Does Imageless Computer-assisted TKA Lead to Improved Rotational Alignment or Fewer Outliers? A Systematic Review

Meijer, Marrigje, F., BSc (Med)1, a; Reininga, Inge, H. F., PhD2; Boerboom, Alexander, L., MD1; Bulstra, Sjoerd, K., MD, PhD1; Stevens, Martin, PhD1
Knee

Background Computer-assisted surgery (CAS) has been developed to enhance prosthetic alignment during primary TKAs.
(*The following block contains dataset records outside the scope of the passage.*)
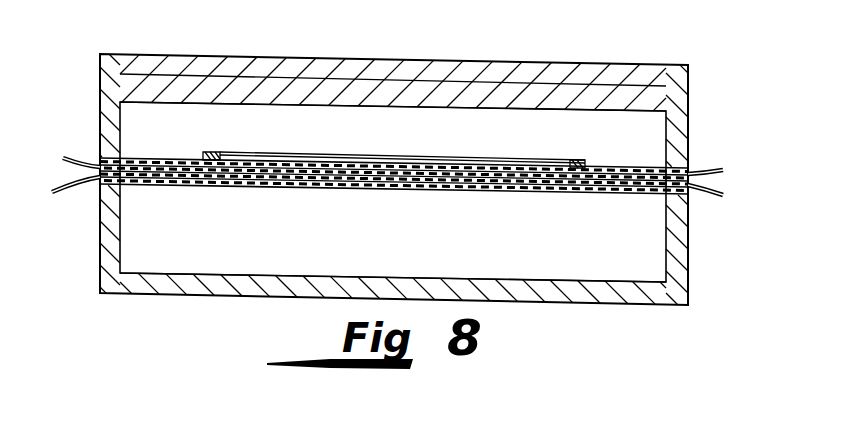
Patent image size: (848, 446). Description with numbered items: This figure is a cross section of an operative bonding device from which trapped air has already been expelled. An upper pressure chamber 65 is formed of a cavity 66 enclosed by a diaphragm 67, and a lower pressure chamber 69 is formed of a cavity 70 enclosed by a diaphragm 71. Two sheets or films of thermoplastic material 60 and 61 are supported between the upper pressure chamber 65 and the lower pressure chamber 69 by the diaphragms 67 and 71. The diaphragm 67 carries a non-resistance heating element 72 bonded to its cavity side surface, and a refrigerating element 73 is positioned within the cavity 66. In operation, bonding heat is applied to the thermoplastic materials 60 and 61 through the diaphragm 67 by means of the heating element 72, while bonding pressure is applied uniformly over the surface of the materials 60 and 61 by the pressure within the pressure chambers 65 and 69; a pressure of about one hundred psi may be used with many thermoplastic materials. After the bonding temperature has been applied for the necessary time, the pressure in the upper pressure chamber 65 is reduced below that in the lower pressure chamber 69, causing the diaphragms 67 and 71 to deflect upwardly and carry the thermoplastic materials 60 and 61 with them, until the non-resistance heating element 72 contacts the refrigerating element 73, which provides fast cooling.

The sheet of thermoplastic material 60 is at (84, 160).
The sheet of thermoplastic material 61 is at (378, 200).
The upper pressure chamber 65 is at (402, 55).
The cavity 66 is at (547, 143).
The diaphragm 67 is at (620, 169).
The lower pressure chamber 69 is at (446, 179).
The cavity 70 is at (410, 243).
The diaphragm 71 is at (290, 197).
The non-resistance heating element 72 is at (212, 153).
The refrigerating element 73 is at (393, 106).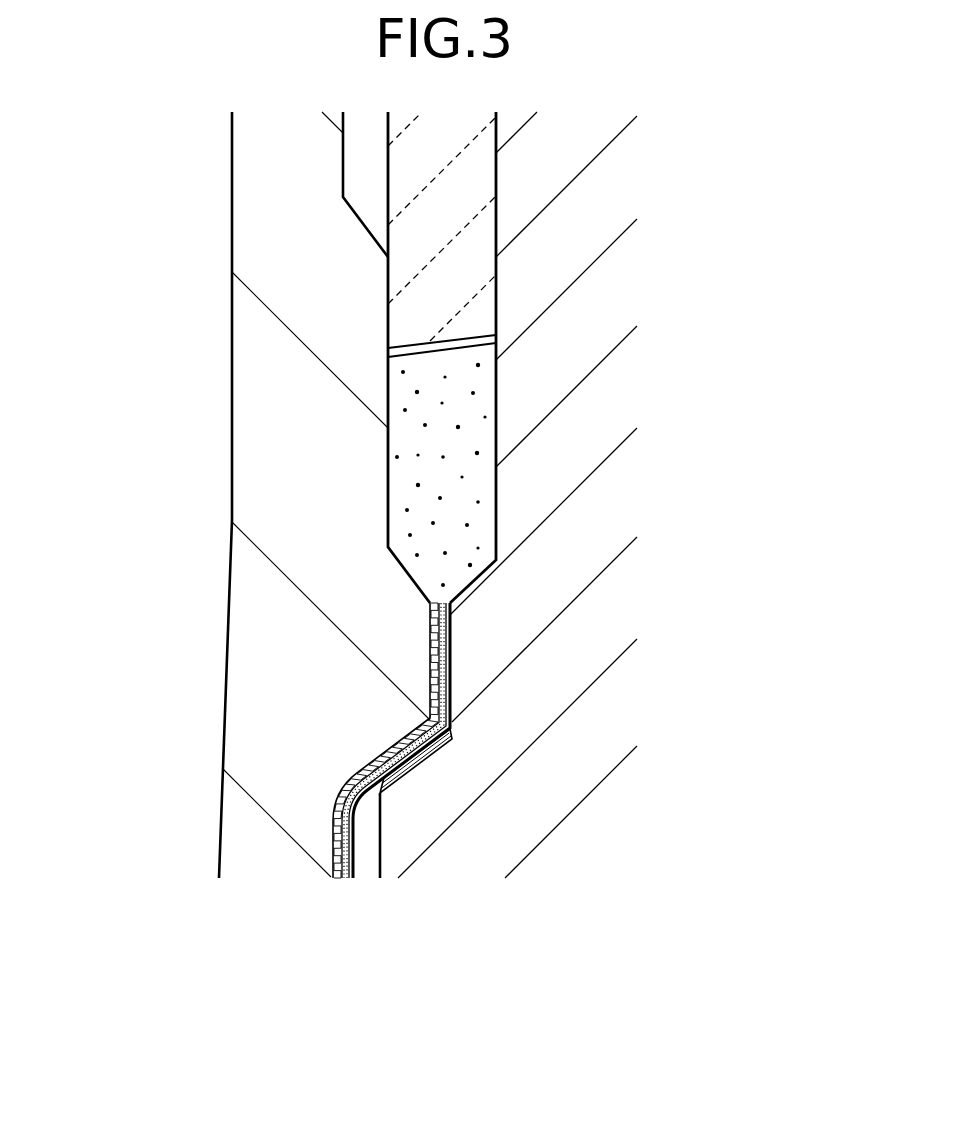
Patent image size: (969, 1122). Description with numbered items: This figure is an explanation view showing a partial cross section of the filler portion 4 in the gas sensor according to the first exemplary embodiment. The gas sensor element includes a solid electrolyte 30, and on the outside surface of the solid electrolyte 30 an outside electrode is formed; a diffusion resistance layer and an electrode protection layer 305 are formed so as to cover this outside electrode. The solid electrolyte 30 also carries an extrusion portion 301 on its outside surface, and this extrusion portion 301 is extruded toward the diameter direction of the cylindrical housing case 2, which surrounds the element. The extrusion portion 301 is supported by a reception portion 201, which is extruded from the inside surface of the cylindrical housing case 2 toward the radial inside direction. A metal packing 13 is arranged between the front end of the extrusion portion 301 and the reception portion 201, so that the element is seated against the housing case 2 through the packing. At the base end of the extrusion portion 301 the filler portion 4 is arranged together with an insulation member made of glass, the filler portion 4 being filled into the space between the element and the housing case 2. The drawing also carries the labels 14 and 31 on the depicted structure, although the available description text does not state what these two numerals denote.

Imageless CAS improves coronal and sagittal alignment compared with conventional TKA. However, the effect of imageless CAS on rotational alignment remains unclear.

 

Questions/purposes We conducted a systematic and qualitative review of the current literature regarding the effectiveness of imageless CAS during TKA on (1) rotational alignment of the femoral and tibial components and tibiofemoral mismatch in terms of deviation from neutral rotation, and (2) the number of femoral and tibial rotational outliers.

 

Methods Data sources included PubMed, MEDLINE, and EMBASE. Study selection, data extraction, and methodologic quality assessment were conducted independently by two reviewers. Standardized mean difference with 95% CI was calculated for continuous variables (rotational alignment of the femoral or tibial component and tibiofemoral mismatch). To compare the number of outliers for femoral and tibial component rotation, the odds ratio and 95% CI were calculated. The literature search produced 657 potentially relevant studies, 17 of which met the inclusion criteria. One study was considered as having high methodologic quality, 15 studies had medium, and one study had low quality.

 

Results Conflicting evidence was found for all outcome measures except for tibiofemoral mismatch. Moderate evidence was found that imageless CAS had no influence on postoperative tibiofemoral mismatch. The measurement protocol for measuring tibial rotation varied among the studies and in only one of the studies was the sample size calculation based on one of the outcome measures used in our systematic review.

 

Conclusions More studies of high methodologic quality and with a sample size calculation based on the outcome measures will be helpful to assess whether an imageless CAS TKA improves femoral and tibial rotational alignment and tibiofemoral mismatch or decreases the number of femoral and tibial rotational outliers. To statistically analyze the results of different studies, the same measurement protocol should be used among the studies.